The camera box and lens in the hands of the competent photographer are what the brush and colors may be in the hands of the portrait painter. They are the means whereby he produces his portrait and stamps his individuality upon his work. Therefore, when we look back and consider the rude implements the pioneers in our art had to work with, we are often surprised that the work they produced was so really respectable in point of finish and excellence as it was.
Starling from a cigar box and a burning glass, not 50 years ago, the progress made, as represented by the instruments in use at this day, would seem to be fully equal to the advance from Fox Talbot's paper negative to that made on the Gelatine Dry plate.

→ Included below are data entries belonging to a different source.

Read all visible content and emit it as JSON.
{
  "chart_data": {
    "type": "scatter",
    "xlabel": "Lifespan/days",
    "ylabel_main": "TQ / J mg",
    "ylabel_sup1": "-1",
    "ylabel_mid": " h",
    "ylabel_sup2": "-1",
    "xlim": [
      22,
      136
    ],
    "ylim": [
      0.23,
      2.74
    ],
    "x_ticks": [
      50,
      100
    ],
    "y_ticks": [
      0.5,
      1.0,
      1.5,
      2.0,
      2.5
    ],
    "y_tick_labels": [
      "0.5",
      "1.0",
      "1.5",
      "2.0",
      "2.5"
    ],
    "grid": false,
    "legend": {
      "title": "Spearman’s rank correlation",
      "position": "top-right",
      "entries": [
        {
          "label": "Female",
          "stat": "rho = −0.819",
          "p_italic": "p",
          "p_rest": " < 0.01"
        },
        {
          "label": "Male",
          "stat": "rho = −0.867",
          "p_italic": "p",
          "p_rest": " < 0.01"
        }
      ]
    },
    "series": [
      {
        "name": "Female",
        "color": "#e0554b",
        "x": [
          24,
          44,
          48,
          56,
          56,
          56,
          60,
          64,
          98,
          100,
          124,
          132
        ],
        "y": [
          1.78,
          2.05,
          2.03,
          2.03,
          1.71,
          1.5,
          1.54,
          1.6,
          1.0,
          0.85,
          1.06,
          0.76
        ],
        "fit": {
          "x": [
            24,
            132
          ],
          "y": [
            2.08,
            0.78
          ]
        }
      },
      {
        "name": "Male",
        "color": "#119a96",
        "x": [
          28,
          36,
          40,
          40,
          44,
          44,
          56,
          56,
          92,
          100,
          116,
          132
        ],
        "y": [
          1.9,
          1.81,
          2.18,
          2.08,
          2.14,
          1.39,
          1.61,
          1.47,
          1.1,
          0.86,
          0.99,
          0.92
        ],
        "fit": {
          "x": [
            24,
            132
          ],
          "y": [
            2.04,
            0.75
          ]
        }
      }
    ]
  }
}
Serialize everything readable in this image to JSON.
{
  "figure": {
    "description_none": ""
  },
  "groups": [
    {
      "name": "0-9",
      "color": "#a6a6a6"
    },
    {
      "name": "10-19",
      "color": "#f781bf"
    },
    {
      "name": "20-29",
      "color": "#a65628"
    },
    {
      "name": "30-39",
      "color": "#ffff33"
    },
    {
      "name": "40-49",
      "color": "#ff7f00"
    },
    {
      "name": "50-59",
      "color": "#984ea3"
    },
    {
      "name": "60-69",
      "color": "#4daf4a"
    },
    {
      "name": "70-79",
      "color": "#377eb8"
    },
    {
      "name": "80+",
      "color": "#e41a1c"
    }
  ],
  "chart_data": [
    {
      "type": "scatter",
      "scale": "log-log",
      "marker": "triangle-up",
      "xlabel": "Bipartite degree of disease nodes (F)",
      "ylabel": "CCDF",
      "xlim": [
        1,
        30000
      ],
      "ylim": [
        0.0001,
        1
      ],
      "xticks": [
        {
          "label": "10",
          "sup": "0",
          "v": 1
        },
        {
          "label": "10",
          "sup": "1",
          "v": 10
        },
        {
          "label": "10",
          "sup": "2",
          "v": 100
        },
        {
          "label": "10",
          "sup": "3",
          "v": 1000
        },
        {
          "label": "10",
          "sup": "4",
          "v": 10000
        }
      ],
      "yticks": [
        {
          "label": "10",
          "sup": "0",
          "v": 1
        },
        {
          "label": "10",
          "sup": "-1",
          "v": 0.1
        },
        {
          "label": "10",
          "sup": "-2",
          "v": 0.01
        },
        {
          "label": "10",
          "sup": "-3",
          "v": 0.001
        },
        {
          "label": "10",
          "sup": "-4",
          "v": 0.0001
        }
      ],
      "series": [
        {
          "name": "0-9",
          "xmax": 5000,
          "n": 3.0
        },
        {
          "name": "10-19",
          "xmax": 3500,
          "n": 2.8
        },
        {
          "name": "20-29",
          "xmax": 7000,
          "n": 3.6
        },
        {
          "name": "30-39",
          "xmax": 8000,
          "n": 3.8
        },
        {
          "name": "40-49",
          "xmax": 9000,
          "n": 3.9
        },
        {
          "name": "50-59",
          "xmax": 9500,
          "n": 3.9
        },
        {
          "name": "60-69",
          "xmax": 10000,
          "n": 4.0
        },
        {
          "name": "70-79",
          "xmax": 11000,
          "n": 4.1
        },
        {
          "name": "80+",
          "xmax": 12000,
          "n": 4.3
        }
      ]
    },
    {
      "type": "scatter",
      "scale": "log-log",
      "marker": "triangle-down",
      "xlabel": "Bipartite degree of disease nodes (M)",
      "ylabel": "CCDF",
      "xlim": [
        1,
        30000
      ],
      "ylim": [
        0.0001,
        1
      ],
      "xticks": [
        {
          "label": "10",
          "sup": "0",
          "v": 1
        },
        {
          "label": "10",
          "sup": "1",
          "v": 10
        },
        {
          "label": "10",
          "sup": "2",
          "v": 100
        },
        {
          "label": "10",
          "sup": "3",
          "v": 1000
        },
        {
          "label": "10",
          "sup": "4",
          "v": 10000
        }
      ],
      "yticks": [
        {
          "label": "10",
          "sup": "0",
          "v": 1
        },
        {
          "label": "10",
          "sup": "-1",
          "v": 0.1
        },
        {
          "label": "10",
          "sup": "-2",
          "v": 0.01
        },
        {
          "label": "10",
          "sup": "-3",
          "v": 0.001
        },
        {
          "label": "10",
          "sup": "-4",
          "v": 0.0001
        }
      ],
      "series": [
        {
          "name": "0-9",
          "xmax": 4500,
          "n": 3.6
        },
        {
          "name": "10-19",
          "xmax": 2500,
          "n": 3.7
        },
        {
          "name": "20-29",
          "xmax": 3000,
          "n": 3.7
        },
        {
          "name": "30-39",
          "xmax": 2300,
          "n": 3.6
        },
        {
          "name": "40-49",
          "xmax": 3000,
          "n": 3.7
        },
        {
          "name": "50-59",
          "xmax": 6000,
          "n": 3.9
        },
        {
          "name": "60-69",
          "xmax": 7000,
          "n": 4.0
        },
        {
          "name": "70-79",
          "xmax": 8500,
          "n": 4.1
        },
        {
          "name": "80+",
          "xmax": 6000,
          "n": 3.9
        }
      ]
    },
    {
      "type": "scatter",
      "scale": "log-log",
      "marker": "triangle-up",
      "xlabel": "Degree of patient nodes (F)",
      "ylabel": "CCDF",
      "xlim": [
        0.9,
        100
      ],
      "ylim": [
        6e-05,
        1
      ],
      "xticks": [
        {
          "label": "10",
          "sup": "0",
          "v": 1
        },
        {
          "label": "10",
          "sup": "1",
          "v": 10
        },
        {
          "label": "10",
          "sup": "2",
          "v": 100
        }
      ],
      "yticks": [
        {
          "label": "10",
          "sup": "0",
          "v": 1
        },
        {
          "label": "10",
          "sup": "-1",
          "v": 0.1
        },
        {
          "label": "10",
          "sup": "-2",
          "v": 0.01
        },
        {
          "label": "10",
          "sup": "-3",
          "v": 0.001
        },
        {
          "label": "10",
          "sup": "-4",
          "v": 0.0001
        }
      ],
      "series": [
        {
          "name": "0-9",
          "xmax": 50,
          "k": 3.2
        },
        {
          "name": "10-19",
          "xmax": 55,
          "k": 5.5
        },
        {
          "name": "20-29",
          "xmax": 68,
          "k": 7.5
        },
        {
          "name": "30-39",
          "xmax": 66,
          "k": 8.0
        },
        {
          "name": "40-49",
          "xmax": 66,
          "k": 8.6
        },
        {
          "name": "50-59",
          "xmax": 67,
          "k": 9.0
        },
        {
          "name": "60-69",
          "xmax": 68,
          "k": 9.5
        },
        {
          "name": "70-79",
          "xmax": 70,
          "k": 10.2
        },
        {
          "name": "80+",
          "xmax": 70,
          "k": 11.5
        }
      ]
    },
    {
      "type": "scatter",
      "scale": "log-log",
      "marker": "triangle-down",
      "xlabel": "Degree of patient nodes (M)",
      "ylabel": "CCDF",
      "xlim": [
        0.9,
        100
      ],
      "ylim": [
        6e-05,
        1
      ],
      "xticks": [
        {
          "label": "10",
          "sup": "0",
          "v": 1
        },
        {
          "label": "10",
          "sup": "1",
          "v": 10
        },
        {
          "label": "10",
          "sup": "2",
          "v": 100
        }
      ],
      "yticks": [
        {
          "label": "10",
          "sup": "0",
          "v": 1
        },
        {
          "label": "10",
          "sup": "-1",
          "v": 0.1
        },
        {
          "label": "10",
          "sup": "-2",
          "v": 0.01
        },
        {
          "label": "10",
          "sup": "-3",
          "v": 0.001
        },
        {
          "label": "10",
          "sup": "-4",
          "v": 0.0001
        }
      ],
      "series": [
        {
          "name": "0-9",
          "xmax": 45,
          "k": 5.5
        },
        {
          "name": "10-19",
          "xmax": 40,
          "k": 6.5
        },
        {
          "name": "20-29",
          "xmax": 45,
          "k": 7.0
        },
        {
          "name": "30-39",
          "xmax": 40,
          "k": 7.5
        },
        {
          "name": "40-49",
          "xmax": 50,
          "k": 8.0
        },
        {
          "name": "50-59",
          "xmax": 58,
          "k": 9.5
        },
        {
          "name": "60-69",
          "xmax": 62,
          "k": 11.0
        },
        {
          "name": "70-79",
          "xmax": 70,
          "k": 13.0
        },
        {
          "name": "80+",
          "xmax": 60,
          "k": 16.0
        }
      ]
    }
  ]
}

As late as 25 years ago the box in general use con sisted of two sections of square wooden tube, one sliding inside the other, in telescopic style; to the front of the smaller section was attached the lens, and the focusing glass fitted into a groove in the rear of the larger section. The lens afforded the means of adjusting the focus in its rack and pinion movement, and the ground glass had to be removed from its groove before the plate holder could be put in place.
This rude apparatus was considered in its time to be a very ingenious construction, but if the shades of Morse and Draper could contemplate the objects of art that have supplanted the rude constructions they were so familiar with and knew so well how to use, they might well wish themselves back among the living for the pleasure of working with one of the latest camera boxes.
The cameras of the present time seem constructed to meet every requirement of the most exacting intelligence. They are light, yet firm and durable, they are rigid as wood and metal can make them, and yet they are fitted to focus sharply all positions of the human form. They are complicated, yet extraordinarily convenient, and they are made in forms and sizes adapted to every possible use or demand.
There are four principal varieties of camera boxes in general use, viz:
The camera for positives, which includes the multiplier. The camera for negatives, wet or dry, for portraiture. The camera for copying, and the camera for viewing and out-door work; descriptive accounts of the several varieties will be given under their appropriate heads.